GIMP is an acronym for GNU Image Manipulation Program. It is a freely distributed program for such tasks as photo retouching, image composition and image authoring.
It has many capabilities. It can be used as a simple paint program, an expert quality photo retouching program, an online batch processing system, a mass production image renderer, an image format converter, etc.
GIMP is expandable and extensible. It is designed to be augmented with plug-ins and extensions to do just about anything. The advanced scripting interface allows everything from the simplest task to the most complex image manipulation procedures to be easily scripted.
GIMP is written and developed under X11 on UNIX platforms. But basically the same code also runs on MS Windows and Mac OS X.
The plug-in I've written is called Symmetry Tile and instructions on downloading and installing it can be found here.
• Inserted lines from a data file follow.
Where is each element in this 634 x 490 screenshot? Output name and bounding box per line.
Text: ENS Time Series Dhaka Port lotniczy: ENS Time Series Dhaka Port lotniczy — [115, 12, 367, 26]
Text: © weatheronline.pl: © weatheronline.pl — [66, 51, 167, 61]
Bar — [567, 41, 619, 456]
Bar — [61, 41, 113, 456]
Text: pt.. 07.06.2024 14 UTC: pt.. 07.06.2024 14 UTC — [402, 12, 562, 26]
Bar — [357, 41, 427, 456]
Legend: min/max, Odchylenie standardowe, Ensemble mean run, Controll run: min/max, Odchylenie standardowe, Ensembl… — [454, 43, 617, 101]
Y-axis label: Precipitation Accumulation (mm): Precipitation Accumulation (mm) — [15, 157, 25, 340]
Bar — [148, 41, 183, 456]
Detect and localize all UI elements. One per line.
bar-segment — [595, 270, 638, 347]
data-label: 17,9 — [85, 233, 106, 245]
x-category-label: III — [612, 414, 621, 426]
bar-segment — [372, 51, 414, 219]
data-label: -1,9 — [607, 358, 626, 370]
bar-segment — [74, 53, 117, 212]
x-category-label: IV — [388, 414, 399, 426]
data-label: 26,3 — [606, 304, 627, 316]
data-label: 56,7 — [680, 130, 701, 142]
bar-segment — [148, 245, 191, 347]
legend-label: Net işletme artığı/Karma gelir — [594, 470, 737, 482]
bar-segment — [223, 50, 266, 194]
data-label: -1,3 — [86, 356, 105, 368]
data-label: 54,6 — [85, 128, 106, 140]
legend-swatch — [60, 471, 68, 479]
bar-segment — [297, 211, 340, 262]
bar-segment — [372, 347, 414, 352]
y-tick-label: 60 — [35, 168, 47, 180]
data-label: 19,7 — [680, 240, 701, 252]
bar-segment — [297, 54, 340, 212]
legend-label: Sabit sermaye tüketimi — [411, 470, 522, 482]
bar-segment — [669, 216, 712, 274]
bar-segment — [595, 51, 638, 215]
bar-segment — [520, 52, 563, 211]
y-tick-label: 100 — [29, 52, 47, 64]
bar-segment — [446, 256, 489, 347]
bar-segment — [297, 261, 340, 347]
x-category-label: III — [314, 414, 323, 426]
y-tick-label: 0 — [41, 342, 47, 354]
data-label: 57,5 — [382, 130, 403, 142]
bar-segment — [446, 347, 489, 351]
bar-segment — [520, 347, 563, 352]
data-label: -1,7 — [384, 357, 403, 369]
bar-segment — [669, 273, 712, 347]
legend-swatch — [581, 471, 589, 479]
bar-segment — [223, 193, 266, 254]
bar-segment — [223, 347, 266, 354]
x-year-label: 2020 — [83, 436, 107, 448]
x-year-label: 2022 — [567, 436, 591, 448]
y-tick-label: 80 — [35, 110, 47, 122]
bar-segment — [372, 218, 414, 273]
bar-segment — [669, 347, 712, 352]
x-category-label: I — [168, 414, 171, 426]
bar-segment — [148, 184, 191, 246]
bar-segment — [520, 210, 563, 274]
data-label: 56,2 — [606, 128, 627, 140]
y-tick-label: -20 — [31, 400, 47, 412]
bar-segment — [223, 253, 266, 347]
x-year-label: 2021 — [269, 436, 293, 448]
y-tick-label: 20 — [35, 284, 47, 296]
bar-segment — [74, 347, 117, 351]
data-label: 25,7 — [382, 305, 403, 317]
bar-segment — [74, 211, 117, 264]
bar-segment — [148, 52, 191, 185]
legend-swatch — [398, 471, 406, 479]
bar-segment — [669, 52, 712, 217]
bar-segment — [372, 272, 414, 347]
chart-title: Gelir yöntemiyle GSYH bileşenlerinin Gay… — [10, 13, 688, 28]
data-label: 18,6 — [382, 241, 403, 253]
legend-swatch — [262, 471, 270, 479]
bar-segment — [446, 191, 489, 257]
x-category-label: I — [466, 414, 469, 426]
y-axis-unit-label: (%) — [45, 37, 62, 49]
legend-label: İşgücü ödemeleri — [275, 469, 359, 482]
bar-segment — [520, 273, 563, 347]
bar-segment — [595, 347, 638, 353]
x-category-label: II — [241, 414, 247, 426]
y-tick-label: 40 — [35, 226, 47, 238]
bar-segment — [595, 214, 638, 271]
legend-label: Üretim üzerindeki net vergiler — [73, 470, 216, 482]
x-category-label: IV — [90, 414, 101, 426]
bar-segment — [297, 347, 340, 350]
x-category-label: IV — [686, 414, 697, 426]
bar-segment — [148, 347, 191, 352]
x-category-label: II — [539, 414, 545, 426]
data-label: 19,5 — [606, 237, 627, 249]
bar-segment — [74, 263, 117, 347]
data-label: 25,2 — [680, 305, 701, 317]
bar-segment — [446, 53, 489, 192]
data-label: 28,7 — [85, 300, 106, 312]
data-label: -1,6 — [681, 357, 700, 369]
This plug-in takes the selection from an image ("cell") and produces a new image according to one of the 17 plane symmetry groups. These are also known as wallpaper groups or plane crystallographic groups.
Basically it rotates and or flips copies of the cell, combines them to form a tile and then copies that tile to fill a new image.
Some galleries of images produced with this plug-in can be found here.
This post gives some examples of how you might use Symmetry Tile for quilt design. It presumes you're familiar with the basics of using GIMP, but should be able to be followed by someone who has used similar programs such as Photoshop or Photopaint.
The basic block element of the design.
Create a new image from the file menu. Start off fairly small say 200 x 200 pixels. We're going to end up with lots of copies of this across the screen, and there's not a lot of point in working at very high resolution.
Turn on the grid and 'snap to grid' from the edit menu. Choose the pencil from the toolbox and set it to maybe 1 or 2 pixels in size.
Draw a square 120 X 120 pixels, and then some straight lines inside to make the seam lines on a basic block. You'll make more different patterns if your basic block is non-symmetric. The block on the left is non-symmetric. The block on the right would look the same if it was flipped or mirrored about the dotted blue line.
Use the fill tool (bucket) to fill each piece with a colour or pattern. Once coloured in a symmetric block can become non-symmetric. The block on the right with the coloured fill, no longer looks the same if it is flipped or mirrored.
Playing with symmetry
Use the rectangular select tool to select the block. Find the Symmetry Tile Plug-in under Render on the Filters menu.
Choose the image size to be a multiple of the block size, say 720 x 720 pixels. Choose one of the symmetry groups and click OK to see the result. Experiment with different symmetry groups to see what they do. For the complete effect choose
all square cells from the Symmetry Groups menu and set Multiple images to
Yes. Your screen should fill up with 32 images (they may all be hiding under the top image).
If you used the original cell, I used above, then amongst all those images will be some familiar to traditional quilters.
Where you go from here is up to you. A sampler quilt with a selection of these design separated by borders is one possibility.
I next opened a new much larger image and copied then pasted as layer some of the designs I liked the look of. With each designed as a separate layer they can be moved around and under each other until a potential quilt design is arrived at. The design below has about 5 different patterns arranged so the design morphs from one pattern to the next. It takes a little bit of time to catch on that only one basic block is used to achieve the different patterns.